My noble friend Lord Deben made the important point about the three sets of people affected. He rightly emphasised the customer—the passenger, in my first example—and the public, who are affected as a result of disruption on an out-of-date mandate. That is why Clause 8 specifies that a ballot mandate must have an expiry date. This means that there will no longer be a prolonged period of uncertainty. That will benefit everyone.
In deciding how long a mandate should last, we have sought to provide a balance. On the one hand we have removed the uncertainty that can hang over employers’ heads for years. On the other hand we have provided a reasonable amount of time for constructive negotiations. The question then is what period would be appropriate to deliver that balance.

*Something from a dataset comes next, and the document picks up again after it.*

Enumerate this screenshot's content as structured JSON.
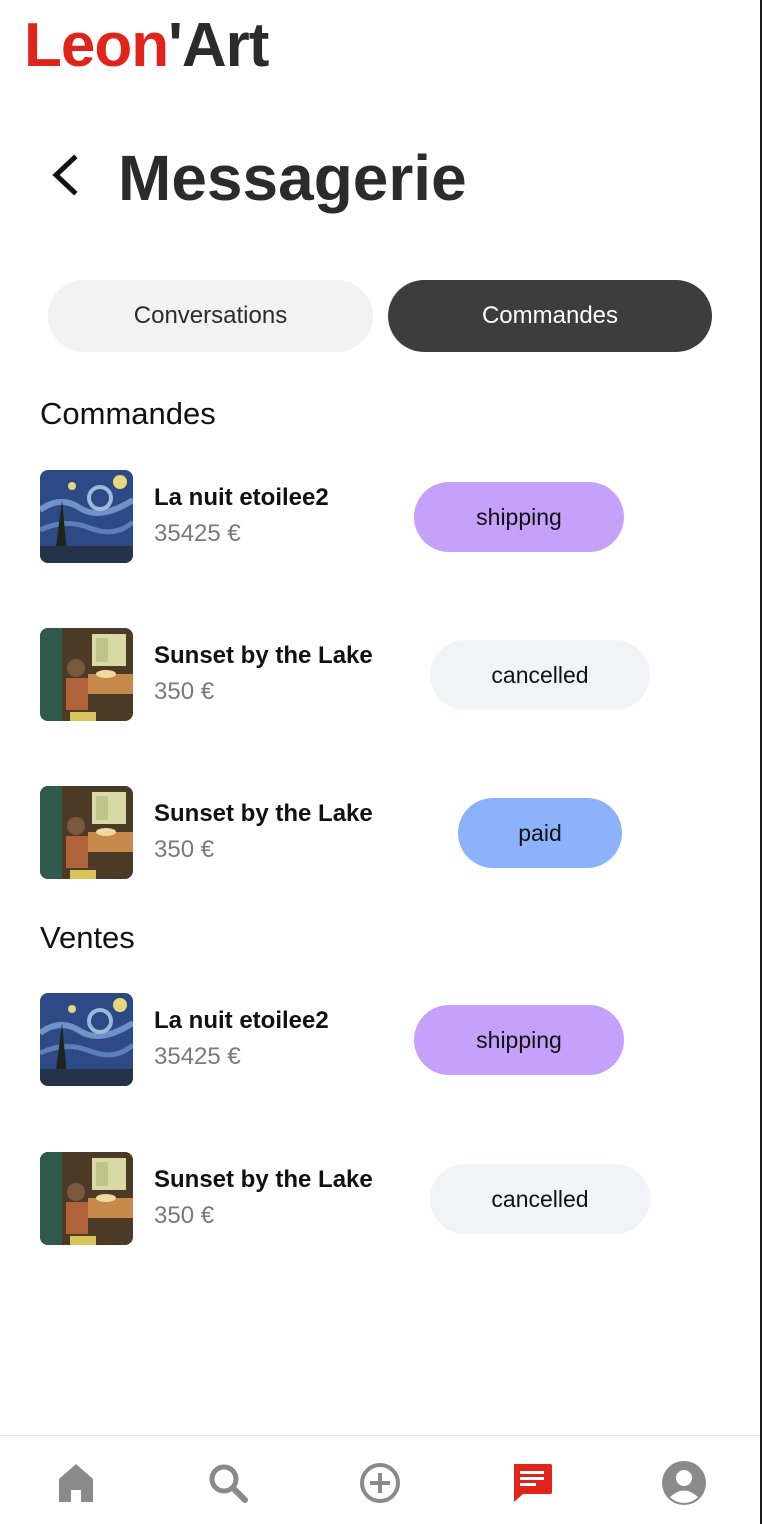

We have proposed four months. I have listened carefully and with great interest to the arguments put forward by noble Lords on all sides of the House. I have heard some good arguments for a period of longer than four months. Some are resistant to that. Nevertheless I remain concerned that a period of 12 months would tip the balance far too far in favour of unions, to the detriment of others. That would mean that employers would still have the threat of a strike hanging over them for a considerable length of time. That does not help to create a stable and certain environment for business. Nor is it good for union members. They need certainty about the period during which they may be asked to take industrial action, particularly given the consequential effect on their pay and their families.
Another important point on which my noble friend Lord Deben also touched is that people’s views about a dispute can change over time. It is only right that the union checks back with its members to see whether they still support the industrial action. This is why I have a concern about Amendments 38 and 39.
They suggest that the union and employer could agree between themselves to extend the mandate, either indefinitely or for, say, three months, without reballoting members to see whether they agree. My noble and learned friend Lord Mackay commented on this. Such a rolling and continuing mandate would also affect the wider public, and we should think about that in the balance as well.
Finally, in relation to Amendment 36, I am pleased to assure the House that it is not necessary to make it clear that the four-month time period begins on the last day of voting. The date of the ballot is already defined in Section 246 of the 1992 Act as the last day of voting in the ballot.
The noble Lord, Lord Collins, asked why we should remove the 28-day initial action period. It is no longer necessary—I think that he came to this conclusion himself—because the ballot mandate will be limited to four months and this will increase the time available for dialogue so that strike action is averted where possible. We want strikes to be a matter of last resort. I hope that I have understood his point correctly.